Shortly thereafter, a response from Sophie Gordon, by then the curator of photography of the Royal Collections at Windsor Castle, helped clear the matter up.

“The portrait of the woman identified as the Rani of Lakshmi is, as Pramod suspected, a princess of Tanjore,” wrote Gordon. “The Royal Collection has this portrait in the photograph collection where it is captioned as ‘HH The Princess of Tanjore’, from the Bourne and Shepherd studio. It is an albumen print (ie not a daguerreotype, and must therefore date to a later period). I should date to sometime in the 1870s.”

There was also an interesting history to the album.

“The portrait is on a page with other portraits of her two daughters and her official consort. The album itself is a collection of portraits of the many rulers of India, presented to Queen Victoria in the mid-1880s,” said Gordon, who had sent along an image of the entire album page. “Unfortunately, I have never seen a photographic portrait of the Rani of Jhansi. I hope this is helpful.”

Here ended the seven-year long search, from the Teen Murti library to Bhopal, Hyderabad, the India Office Library and finally Windsor Castle in England.

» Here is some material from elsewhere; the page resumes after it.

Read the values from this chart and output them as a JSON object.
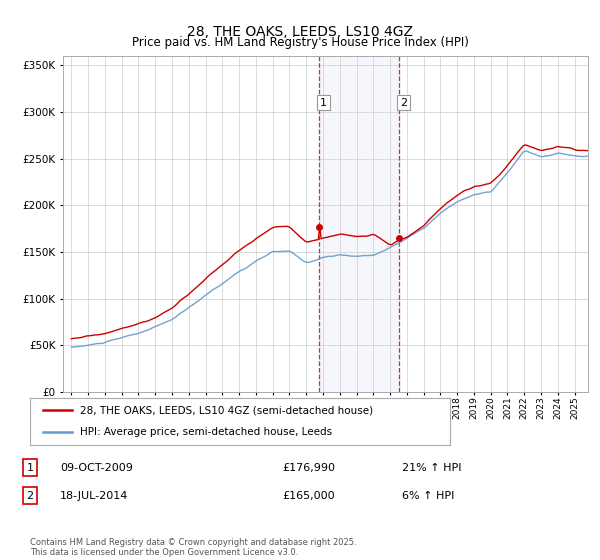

The image Sophie Gordon had sent was by far the clearest and showed other members of the Tanjore ruling family being photographed in the same setting.

It was amazing that this image had been in wide circulation at some point in the late 19th century as a photograph of the Rani of Jhansi. It was a testament to the power of her myth in the Indian imagination in our struggle for freedom.

Sadly, it was not the Rani. But the tale was worth telling.

It took seven years to hunt down the source of this photograph and even longer tell this tale. But in this age of artificial intelligence, misinformation, and fabrications, a search through 19th century archival material to authenticate history is even more important.

Ram Rahman is a photographer and curator who lives in New Delhi.